With that in mind, Backes said he made a conscious decision to change his offseason workouts this summer and go from a football training-type size/strength regimen to something built more around skating and superior conditioning. That alteration, combined with settling into life in Boston off the ice, has Backes enthused that he’s going to improve from last season and push closer to the 20-goal, 50-point player he’s been in the past.

“Coming back here my wife made a lot of friends over the last year, we’re all settled into our house and we’re just living. That’s an awesome feeling to know all of that is checked off the list, and I can just go out and play the game. I can really be more concentrated on what’s going on here, and being a bigger factor in us winning more games. That’s what it’s all about,” said Backes. “My whole summer was totally different. I’d be training more like a football player with heavy weights in previous summers, but this year it was a lot more functional, speed-training with a lot more work done on the ice than previously.

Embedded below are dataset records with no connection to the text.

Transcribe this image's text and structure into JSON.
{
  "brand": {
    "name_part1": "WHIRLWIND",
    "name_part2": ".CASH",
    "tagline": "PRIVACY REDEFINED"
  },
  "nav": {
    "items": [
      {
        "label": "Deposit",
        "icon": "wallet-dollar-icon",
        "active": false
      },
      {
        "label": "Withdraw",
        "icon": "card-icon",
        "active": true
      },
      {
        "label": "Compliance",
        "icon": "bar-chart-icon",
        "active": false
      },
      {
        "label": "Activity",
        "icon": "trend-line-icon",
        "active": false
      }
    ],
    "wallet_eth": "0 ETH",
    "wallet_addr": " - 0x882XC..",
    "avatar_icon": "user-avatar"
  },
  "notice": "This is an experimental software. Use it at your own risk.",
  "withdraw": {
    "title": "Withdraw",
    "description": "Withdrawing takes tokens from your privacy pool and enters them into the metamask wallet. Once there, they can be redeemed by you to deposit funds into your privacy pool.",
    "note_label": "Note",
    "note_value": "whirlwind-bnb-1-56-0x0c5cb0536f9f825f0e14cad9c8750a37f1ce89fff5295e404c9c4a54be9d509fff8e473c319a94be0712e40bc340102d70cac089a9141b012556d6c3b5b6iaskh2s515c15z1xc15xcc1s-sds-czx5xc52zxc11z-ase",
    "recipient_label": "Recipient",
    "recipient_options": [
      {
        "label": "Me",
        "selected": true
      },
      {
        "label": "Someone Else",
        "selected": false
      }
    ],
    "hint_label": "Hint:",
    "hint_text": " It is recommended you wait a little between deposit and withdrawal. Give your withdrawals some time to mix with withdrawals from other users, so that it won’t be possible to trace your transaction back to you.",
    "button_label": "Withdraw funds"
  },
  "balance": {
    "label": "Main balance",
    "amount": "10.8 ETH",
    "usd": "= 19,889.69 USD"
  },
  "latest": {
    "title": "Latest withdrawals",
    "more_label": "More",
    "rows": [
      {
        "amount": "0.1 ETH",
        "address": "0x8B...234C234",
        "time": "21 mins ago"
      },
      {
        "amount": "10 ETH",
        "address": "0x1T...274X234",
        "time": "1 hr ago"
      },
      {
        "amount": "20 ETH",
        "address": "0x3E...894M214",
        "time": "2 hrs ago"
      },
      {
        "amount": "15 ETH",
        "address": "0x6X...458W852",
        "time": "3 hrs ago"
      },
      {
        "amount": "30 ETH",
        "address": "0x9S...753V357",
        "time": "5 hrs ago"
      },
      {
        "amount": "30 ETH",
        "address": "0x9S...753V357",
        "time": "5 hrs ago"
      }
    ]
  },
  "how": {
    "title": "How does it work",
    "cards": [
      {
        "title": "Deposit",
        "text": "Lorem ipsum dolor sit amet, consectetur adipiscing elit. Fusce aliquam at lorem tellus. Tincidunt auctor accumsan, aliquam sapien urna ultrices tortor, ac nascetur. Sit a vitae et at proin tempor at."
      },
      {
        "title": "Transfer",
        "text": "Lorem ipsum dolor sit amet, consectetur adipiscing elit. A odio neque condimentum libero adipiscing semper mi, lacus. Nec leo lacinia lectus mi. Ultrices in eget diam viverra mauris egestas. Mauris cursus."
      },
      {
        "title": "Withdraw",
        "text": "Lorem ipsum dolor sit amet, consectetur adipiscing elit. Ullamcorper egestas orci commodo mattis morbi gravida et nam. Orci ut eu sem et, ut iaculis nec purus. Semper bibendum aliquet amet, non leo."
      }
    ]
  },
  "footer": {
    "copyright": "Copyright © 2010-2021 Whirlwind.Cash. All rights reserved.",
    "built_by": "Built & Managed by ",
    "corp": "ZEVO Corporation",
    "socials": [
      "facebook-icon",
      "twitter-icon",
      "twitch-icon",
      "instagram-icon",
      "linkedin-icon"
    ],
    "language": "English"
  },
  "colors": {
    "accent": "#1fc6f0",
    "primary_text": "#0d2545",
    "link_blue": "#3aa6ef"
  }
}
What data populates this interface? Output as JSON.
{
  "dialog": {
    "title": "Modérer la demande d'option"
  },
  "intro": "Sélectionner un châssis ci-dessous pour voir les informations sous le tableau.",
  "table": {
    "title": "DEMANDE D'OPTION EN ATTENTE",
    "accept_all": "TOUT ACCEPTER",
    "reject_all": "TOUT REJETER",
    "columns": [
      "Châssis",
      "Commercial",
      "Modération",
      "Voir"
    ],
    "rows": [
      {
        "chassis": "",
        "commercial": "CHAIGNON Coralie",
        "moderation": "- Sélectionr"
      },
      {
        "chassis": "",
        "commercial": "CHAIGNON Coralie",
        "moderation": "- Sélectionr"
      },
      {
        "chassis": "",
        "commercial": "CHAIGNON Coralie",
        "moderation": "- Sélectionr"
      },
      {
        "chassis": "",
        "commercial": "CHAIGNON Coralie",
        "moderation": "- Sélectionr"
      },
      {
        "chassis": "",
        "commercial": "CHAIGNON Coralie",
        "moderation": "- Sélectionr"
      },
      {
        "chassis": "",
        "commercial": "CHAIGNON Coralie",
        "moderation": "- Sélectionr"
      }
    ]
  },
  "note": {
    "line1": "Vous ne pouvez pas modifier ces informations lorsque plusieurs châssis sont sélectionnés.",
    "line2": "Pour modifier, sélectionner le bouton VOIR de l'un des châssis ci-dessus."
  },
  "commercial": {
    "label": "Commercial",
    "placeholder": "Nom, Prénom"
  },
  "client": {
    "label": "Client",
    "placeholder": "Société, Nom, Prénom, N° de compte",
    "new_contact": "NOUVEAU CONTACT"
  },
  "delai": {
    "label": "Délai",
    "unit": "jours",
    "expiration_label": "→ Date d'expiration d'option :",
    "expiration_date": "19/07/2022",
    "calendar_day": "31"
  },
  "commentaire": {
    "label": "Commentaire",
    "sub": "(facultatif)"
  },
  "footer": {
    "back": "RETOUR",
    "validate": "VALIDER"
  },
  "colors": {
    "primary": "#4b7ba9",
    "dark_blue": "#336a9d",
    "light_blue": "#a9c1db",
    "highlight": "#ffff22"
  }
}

“I think it’s partly because I’m getting older, and partly because the game itself is evolving into a faster, quicker, less chipping it in and grinding it out kind of game. While I still love that part of the game and hopefully it can still be incorporated, you also need to be able to get up and down the ice, win races to the puck and be able to make plays. I tried to incorporate training with that in mind.”

It still remains to be seen whether a sleeker, slightly quicker Backes is going to spend the season on the wing or back at his natural center position. He said he's discussed both options as possibilities with the Bruins, but a lot of it depends on how things develop in training camp with a slew of third-line center candidates including Ryan Spooner, Sean Kuraly and Jakob Forsbacka Karlsson among others.  

“There have been a few talks on the phone about what I’m thinking, and about what the coaches are thinking. It’s been good dialogue, but I don’t think we’re going to know what the case is until the puck is dropped on opening night,” said Backes. “That being said, I’m open to trying whatever and they’re open to being flexible with wing or center. It’s kind of like what we had in the playoffs with Kuraly and myself where he’s a younger kid that’s capable of playing center and maybe has a little bit more wheels than I do. But he needs help on face-offs, or there are times in defensive coverage where it’s better for me down low late in the game with a lead.

“Alex Steen and I kind of did something like that in St. Louis for a while. He was a lefty and could take draws on the left-hand side, and I was a righty taking draws on the right side. You always have that advantage on your strong side. So we’ll tinker with that a little bit and see how things play out in training camp. That’s kind of why you have a training camp to get a look at those new kinds of things.”

Is the new training going to allow Backes to somehow discover the fountain of hockey youth?

That’s doubtful given his age, with the 800-plus NHL games of hard-nosed play already on his resume. Backes is understandably going to get slower rather than faster over the course of his B’s career, with some real challenges when the schedule spits out back-to-back games or those stretches where the Bruins play three games in four days.


But there should be some optimism that Backes can still have at least one more quality season for the Bruins before age really begins to creep in over the final few years of his five-year deal with the Black and Gold. This should be one of those quality seasons, particularly when considering how Backes altered his offseason workouts to streamline his big man’s skating and speed game while retaining the size and strength at the heart of his hockey tools.

The really good news is that the toughness, the tenaciousness and the competitiveness in Backes’ game will all continue to be there and set the right kind of example for a young crop of forwards getting ready to complement him up front this season.